Second, because paths are conceptually text (you may not agree, but Nick inter alia has indicated he does). Working with bytes paths (except literals) is a good way to get in trouble, because there are all kinds of ways they can end up inappropriately encoded. For example, the odds are very high that a bytes path read from a file (including from a zipfile directory) in Japan will be encoded in Shift JIS. On Mac OS X, that will either produce mojibake in the directory (if the access creates the file) or fail to access the intended file, because the filesystem encoding is UTF-8.
Third, because you want to be portable to Windows, where you have no choice about whether paths are str or bytes.
These reasons probably don't apply to you with much strength, but the question is how typical you are, vs. the nearly universal experience of mojibake and the dominant market share of Windows.
Python is a glue language, and Python practitioners don't always have the luxury of working only with text.

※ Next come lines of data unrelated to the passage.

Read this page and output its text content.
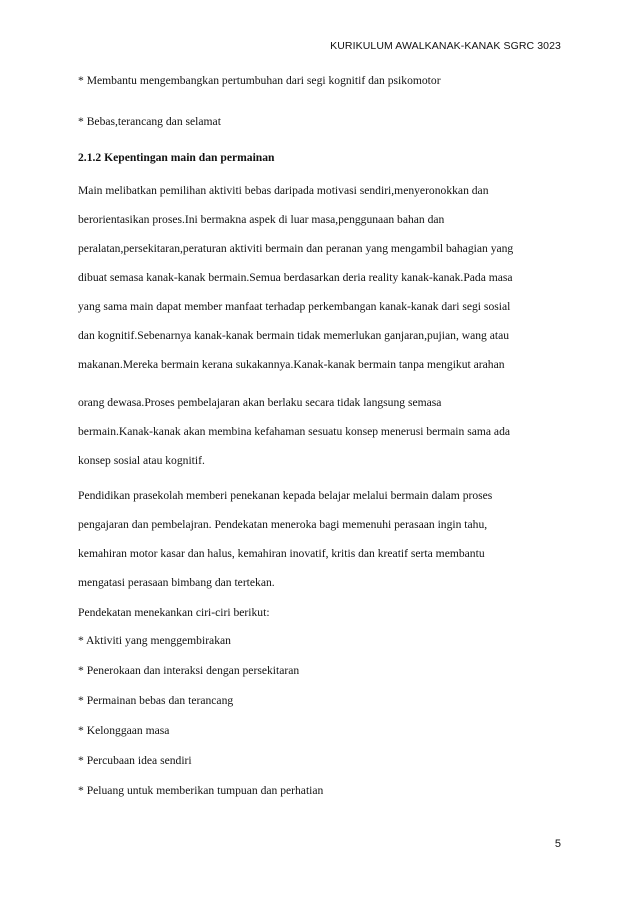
KURIKULUM AWALKANAK-KANAK SGRC 3023
* Membantu mengembangkan pertumbuhan dari segi kognitif dan psikomotor
* Bebas,terancang dan selamat
2.1.2 Kepentingan main dan permainan
Main melibatkan pemilihan aktiviti bebas daripada motivasi sendiri,menyeronokkan dan
berorientasikan proses.Ini bermakna aspek di luar masa,penggunaan bahan dan
peralatan,persekitaran,peraturan aktiviti bermain dan peranan yang mengambil bahagian yang
dibuat semasa kanak-kanak bermain.Semua berdasarkan deria reality kanak-kanak.Pada masa
yang sama main dapat member manfaat terhadap perkembangan kanak-kanak dari segi sosial
dan kognitif.Sebenarnya kanak-kanak bermain tidak memerlukan ganjaran,pujian, wang atau
makanan.Mereka bermain kerana sukakannya.Kanak-kanak bermain tanpa mengikut arahan
orang dewasa.Proses pembelajaran akan berlaku secara tidak langsung semasa
bermain.Kanak-kanak akan membina kefahaman sesuatu konsep menerusi bermain sama ada
konsep sosial atau kognitif.
Pendidikan prasekolah memberi penekanan kepada belajar melalui bermain dalam proses
pengajaran dan pembelajran. Pendekatan meneroka bagi memenuhi perasaan ingin tahu,
kemahiran motor kasar dan halus, kemahiran inovatif, kritis dan kreatif serta membantu
mengatasi perasaan bimbang dan tertekan.
Pendekatan menekankan ciri-ciri berikut:
* Aktiviti yang menggembirakan
* Penerokaan dan interaksi dengan persekitaran
* Permainan bebas dan terancang
* Kelonggaan masa
* Percubaan idea sendiri
* Peluang untuk memberikan tumpuan dan perhatian
5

For paths? Of course you can work with them as text. ISTM what you really want is the luxury of working only with bytes, because you're in the habit of pretending they are text. I don't object to you having your luxury as long as it doesn't increase risk for my use cases. I think you're asking for trouble, and the practice is definitely nonportable, but consenting adults applies.
However, the proposed polymorphism does create ambiguity and risk for my uses. I rarely have the luxury of not ensuring paths are text, regardless of the bytes-ness of the underlying application, because I can be pretty darn sure that somebody's going to feed me non- filesystem encodings, and soon. Even when I am working with bytes representing paths in the filesystem encoding, I need to convert to text to read the darn things when debugging! So I don't consent; you'll have to impose it on me.